Good error messages are crucial to Rust's usability. Therefore, I'd like to highlight an instance of an error message which I found most unhelpful, so that we may improve Rust.
Here is the function:
// Gets the ASCII character represented by a string of binary digits.
//
// `s` must contain exactly 8 binary digits, such as "01001111".
fn bin_to_char(s: &str) -> char {
s.char_indices()
.map(|(pos, c)| c.to_digit(2).unwrap() as u8 * (1 << (7 - pos)))
.sum()
.into()
}
and this is the output of the compiler:
rustc 1.14.0-nightly (5665bdf3e 2016-11-02)

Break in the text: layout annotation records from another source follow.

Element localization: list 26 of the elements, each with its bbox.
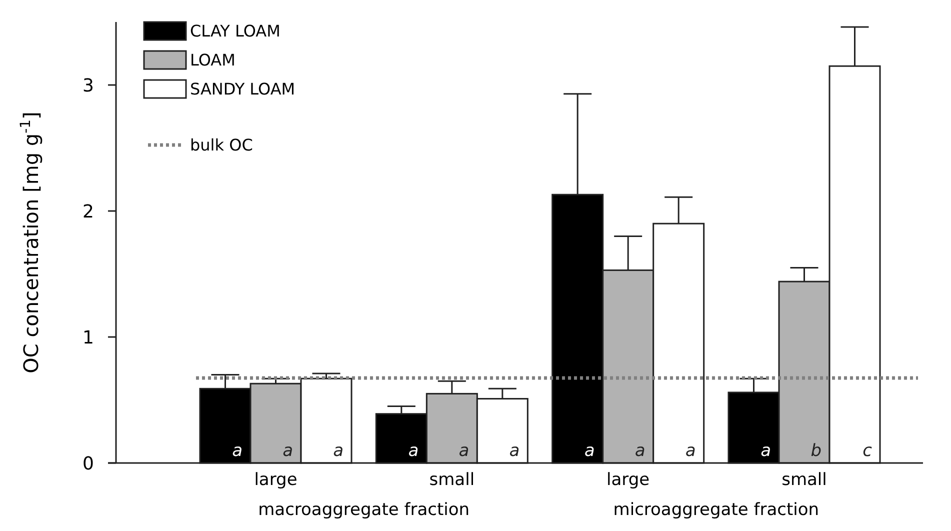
x-tick-label: large xyxy=(606,470,650,490)
data-label: a xyxy=(232,441,242,461)
data-label: a xyxy=(760,441,771,461)
data-label: a xyxy=(634,441,646,461)
y-tick-label: 2 xyxy=(82,201,94,222)
data-label: c xyxy=(862,441,873,461)
data-label: a xyxy=(282,441,293,461)
x-tick-label: small xyxy=(429,470,475,490)
legend-label: bulk OC xyxy=(190,136,253,155)
data-label: a xyxy=(685,441,696,461)
data-label: b xyxy=(810,441,822,461)
data-label: a xyxy=(408,441,419,461)
data-label: a xyxy=(333,441,344,461)
x-tick-label: small xyxy=(782,470,827,490)
data-label: a xyxy=(584,441,595,461)
data-label: a xyxy=(509,441,520,461)
legend-label: CLAY LOAM xyxy=(190,22,280,41)
y-tick-label: 3 xyxy=(82,75,94,96)
legend-label: LOAM xyxy=(190,50,236,70)
x-tick-label: large xyxy=(254,470,298,490)
y-tick-label: 1 xyxy=(82,327,94,348)
text: microaggregate fraction xyxy=(613,500,820,520)
text: macroaggregate fraction xyxy=(258,500,470,520)
data-label: a xyxy=(458,441,470,461)
y-tick-label: 0 xyxy=(82,453,94,474)
legend-label: SANDY LOAM xyxy=(190,80,296,99)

error: the type of this value must be known in this context
--> <anon>:11:5
|
11 | s.char_indices()
| ^
error: aborting due to previous error
Here's the Playground link if you want to have a try at fixing this function.
The error message points at s
, as if the compiler can't figure out what type s
has. But s
is the function's parameter with type specified to be &str
, so this isn't logical. It seems the compiler needs to blame a piece of code, but can't locate exactly where the problem is, so it just picks something.
I'm interested in hearing about similar issues others have had. I'm also curious what causes the current behavior relating to both why this code doesn't compile, and why the error message is so vague.
Related Github issues:
Misplaced "type of this value must be known ..." error
The compiler could have been more precise about missing type annotation.